Multiple warty dyskeratomas on the scalp1. Göztepe Training and Research Hospital, Department of Dermatology, Istanbul, Turkey
Melek Koç MD1, Mukaddes Kavala MD1, Emek Kocatürk MD1, Özgür Mete MD2, Burce Can MD1, Ilkin Zindanci MD1, Selin Aktas MD1
Dermatology Online Journal 15 (2): 8
2. Istanbul University, Istanbul Faculty of Medicine, Department of Pathology, Division of Dermatopathology, Istanbul, Turkey
Warty dyskeratoma is usually characterized by solitary papules or nodules which reveal acantholytic dyskeratosis histopathologically. Warty dyskeratoma most commonly presents as a single lesion, but there are a few case reports of patients with multiple lesions. Herein we report a female patient presenting with multiple verrucous papules on the scalp diagnosed clinically and histopathologically as warty dyskeratoma.
Warty dyskeratoma (WD), also known as nodular-type focal acantolytic dyskeratosis, is characterized as a reddish-brown or skin colored solitary papule or nodule with central follicular plugging . It is usually localized on the sun-exposed areas of the body, but has occasionally been reported on oral and vulvar mucosae [2, 3].
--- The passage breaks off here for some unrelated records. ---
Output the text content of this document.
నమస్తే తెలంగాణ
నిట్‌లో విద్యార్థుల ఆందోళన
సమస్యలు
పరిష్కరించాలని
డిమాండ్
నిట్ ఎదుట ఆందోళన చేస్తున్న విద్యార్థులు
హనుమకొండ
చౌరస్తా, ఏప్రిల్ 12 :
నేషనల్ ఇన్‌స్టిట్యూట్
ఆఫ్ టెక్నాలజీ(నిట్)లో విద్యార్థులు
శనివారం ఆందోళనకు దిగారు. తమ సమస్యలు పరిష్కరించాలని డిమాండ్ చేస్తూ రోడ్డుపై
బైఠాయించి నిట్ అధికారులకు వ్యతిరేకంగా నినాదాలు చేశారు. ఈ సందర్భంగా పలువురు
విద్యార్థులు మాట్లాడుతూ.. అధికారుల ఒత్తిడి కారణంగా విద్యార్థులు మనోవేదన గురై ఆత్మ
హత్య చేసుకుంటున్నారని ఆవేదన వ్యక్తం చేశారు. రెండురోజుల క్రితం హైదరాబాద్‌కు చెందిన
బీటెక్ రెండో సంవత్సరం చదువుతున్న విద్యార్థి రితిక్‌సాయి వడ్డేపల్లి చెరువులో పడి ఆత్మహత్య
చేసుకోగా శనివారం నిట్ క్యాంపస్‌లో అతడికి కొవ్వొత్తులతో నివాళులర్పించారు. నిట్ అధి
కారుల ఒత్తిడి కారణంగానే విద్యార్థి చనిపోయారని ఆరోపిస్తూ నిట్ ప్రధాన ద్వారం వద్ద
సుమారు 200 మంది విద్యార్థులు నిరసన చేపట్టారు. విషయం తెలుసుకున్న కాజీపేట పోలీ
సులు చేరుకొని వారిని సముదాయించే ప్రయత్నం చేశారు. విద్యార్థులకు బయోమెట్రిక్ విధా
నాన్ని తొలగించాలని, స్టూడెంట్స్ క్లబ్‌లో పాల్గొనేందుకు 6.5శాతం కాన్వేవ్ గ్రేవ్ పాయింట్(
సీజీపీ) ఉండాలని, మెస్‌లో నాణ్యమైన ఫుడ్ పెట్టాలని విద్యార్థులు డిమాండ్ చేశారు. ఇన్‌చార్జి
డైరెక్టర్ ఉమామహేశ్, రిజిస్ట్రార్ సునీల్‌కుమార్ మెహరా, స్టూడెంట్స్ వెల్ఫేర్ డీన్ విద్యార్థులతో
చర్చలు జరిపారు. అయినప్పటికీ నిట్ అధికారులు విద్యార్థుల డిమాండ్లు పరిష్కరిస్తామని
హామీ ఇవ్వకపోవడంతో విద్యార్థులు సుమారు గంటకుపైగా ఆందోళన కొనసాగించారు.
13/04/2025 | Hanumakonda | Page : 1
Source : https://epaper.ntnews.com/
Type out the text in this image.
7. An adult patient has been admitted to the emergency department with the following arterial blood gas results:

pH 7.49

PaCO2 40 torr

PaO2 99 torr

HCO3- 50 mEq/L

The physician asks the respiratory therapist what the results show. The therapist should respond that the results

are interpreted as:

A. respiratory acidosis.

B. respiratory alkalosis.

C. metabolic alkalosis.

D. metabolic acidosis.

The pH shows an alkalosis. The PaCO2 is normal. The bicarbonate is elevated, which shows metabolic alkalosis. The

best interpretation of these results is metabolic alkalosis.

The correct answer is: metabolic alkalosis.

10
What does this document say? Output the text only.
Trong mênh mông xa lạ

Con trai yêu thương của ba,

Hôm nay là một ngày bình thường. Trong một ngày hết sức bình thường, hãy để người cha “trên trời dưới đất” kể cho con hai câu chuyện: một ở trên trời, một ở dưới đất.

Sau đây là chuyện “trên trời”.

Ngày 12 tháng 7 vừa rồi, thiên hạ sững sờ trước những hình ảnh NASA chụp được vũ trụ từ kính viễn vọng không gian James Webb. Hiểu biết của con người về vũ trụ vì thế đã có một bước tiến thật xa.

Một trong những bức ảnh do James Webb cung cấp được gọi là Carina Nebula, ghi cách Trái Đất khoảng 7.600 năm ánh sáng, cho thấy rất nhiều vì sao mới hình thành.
A 52-year-old woman with a 1½-year history of pruritic papules on the scalp presented to our outpatient clinic. Her lesions appeared as papules; the number and the size of the lesions were increasing gradually. She had no other dermatologic disease. On physical examination there were approximately 15 skin colored, verrucous papules with central yellow keratotic plugs. The papules varied in size between 0.5-1.3 cm and were all located on the occipital area (Fig. 1).
|Figure 1||Figure 2|
|Figure 1. Verrucous papules on the scalp
Figure 2. Suprabasal acantholysis, corp rond and grain formation leading to villus (H&E x100)
Histological examination showed prominent dilatation of follicles and invagination down to the dermis. Suprabasal clefts, acantholysis with villous formation, luminal keratin plugs, dyskeratotic cells, and a few corps ronds were observed (Fig. 2). Warty dyskeratoma was diagnosed and the papules were surgically excised.
Warty dyskeratoma is a benign growth that is more prevalent in males and elderly people. The usual location favors the face, scalp, and neck . Warty dyskeratoma usually presents singly, but multiple lesions in Japanese people have been reported. One patient with umblicated lesions on cheeks, hands, and neck, in addition, grouped verrucous papules on the scalp have been reported . In our patient the pruritic papules on the scalp were also grouped and verrucous.
The etiology of WD is unknown, but ultraviolet light, autoimmunity, viral infections, chemical carcinogens, and smoking have been postulated to play a role . Multiple wartly dyskeratomas were described in three patients with renal failure . In our patient renal function was normal.
Histopathologically, acantholysis, dyskeratosis forming corps ronds and grains, and villi surrounded by a layer of basal cells extending into lacunae are seen in WD lesions; these findings resemble Darier disease . Lymphocytic infiltration is often observed around the tumor, which is surrounded by a fibrotic capsule that is partially PAS positive. Focal acantholytic dyskeratosis is also observed in diseases such as Darier disease, linear epidermal nevus, actinic keratosis, and Grover disease. But besides the characteristic histopathological features, the clinical appearance of WD is distinctive and is composed of discrete papules or nodules [5, 6]. The clinical differential diagnoses includes hypertrophic actinic keratosis and squamous cell carcinoma. In our patient the clinical and histopathological features supported the diagnosis of WD.
Well-demarcated and slow-growing WD lesions are usually stable by the time they reach 1-2 cm in size. Total surgical excision is the treatment of choice and recurrence is rare. Malignant transformation of WD has not been reported . In our patient, there was no sign of recurrence after 1 year of follow-up.